I am looking for Kong Plugin for Ingress Controller where for every user request, it will first authenticate against an API endpoint and if the response is OK, it will redirect to actual user request.
We have recently moved from Traefik to Kong and there is a similar feature in Traefik
Any pointers would be greatly appreciated.
The authentication scheme that Traefik doc covers doesn’t provide specifics, but it sounds similar to what Open Policy Agent provides.

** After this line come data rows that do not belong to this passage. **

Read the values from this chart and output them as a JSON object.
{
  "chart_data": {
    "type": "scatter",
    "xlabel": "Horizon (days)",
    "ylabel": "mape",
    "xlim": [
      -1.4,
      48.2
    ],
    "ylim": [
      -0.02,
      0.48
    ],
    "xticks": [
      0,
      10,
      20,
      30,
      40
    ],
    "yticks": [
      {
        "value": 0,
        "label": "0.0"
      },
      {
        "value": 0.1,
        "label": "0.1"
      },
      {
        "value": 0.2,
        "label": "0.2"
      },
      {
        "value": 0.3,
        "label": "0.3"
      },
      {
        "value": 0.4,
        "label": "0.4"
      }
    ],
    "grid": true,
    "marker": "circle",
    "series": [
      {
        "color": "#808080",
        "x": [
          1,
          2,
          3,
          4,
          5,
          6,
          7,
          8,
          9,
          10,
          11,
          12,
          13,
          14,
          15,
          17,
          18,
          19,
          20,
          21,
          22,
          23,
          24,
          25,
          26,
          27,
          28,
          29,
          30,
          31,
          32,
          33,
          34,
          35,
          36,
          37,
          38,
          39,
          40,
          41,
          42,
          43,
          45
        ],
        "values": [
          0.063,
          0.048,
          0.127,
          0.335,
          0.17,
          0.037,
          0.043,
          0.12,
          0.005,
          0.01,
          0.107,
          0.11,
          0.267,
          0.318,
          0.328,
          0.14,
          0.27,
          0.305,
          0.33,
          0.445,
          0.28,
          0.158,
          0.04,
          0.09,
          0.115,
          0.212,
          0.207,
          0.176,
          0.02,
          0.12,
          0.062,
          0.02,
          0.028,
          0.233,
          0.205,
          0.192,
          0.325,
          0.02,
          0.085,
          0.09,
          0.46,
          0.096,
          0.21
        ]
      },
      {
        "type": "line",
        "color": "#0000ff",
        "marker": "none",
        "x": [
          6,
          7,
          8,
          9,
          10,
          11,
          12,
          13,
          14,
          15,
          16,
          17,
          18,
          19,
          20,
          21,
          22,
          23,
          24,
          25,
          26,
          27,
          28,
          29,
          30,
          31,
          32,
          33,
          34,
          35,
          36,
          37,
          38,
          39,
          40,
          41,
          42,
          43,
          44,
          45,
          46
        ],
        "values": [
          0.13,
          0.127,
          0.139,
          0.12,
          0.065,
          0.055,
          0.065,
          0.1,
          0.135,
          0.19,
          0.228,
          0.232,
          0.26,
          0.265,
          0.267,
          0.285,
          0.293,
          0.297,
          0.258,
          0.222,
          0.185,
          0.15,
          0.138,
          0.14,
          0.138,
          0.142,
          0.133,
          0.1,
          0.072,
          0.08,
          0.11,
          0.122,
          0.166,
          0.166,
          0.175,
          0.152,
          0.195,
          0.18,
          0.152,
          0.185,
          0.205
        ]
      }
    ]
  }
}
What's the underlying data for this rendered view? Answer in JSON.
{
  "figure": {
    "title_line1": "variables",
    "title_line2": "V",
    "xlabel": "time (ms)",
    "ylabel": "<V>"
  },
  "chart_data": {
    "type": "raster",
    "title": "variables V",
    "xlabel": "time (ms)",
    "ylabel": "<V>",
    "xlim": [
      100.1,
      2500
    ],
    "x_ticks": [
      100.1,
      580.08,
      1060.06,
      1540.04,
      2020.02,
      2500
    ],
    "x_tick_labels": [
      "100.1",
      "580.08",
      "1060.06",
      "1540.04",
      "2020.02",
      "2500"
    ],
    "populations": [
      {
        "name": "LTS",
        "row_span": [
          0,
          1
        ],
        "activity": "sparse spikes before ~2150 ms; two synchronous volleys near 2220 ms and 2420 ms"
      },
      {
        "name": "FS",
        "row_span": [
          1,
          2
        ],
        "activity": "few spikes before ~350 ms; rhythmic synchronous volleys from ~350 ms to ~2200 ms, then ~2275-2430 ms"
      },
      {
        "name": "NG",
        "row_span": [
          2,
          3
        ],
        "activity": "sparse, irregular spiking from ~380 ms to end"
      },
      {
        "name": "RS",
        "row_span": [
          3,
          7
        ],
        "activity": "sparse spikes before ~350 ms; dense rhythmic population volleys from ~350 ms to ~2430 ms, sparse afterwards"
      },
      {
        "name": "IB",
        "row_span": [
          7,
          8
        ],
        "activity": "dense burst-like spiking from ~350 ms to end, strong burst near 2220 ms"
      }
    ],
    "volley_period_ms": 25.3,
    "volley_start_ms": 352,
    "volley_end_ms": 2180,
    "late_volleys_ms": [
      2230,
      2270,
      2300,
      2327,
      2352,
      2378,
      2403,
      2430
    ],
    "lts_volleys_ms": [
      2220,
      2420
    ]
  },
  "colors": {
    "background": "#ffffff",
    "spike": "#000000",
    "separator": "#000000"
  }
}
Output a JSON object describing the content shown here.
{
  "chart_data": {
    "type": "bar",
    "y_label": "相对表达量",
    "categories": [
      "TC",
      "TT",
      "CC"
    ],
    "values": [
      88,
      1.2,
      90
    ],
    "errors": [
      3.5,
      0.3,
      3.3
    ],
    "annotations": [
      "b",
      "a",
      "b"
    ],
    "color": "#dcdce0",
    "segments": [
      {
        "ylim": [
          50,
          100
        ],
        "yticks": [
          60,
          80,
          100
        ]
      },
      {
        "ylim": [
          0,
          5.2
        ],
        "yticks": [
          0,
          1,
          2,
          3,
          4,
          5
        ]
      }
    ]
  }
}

There are a few community plugins that integrate with OPA:
Thanks for your reply.
In the Traefik, we were doing like below
apiVersion: extensions/v1beta1
kind: Ingress
metadata:
name: ngnpb-ingress
namespace: ngnpb
annotations:
kubernetes.io/ingress.class: traefik
ingress.kubernetes.io/protocol: h2c
ingress.kubernetes.io/auth-type: forward
ingress.kubernetes.io/auth-url: http://mgmt-security.ngnpb.svc.cluster.local:29091/validateToken
ingress.kubernetes.io/auth-response-headers: Authorization, Role, User
spec:
rules:
- http:
paths:
- path: /api
backend:
serviceName: mgmt-security
servicePort: 29092
As you can see above, in the annotations we are providing auth-url, so every request to /api
will first go to auth-url and if user is authenticated then only it will redirect to /api.
Hope this is clear now.
Any updates on this?
I’ve been happily using Kong for a long time now and with the recent introduction of Authentik in my cluster, I’d like to leverage forward auth with it, rather than having another proxy to handle this.
Right now I use a caddy proxy after Kong to handle the forward auth with the implementation described here
Has anyone been able to develop a plugin to handle this in Kong or has any tips on how this could be implemented with it?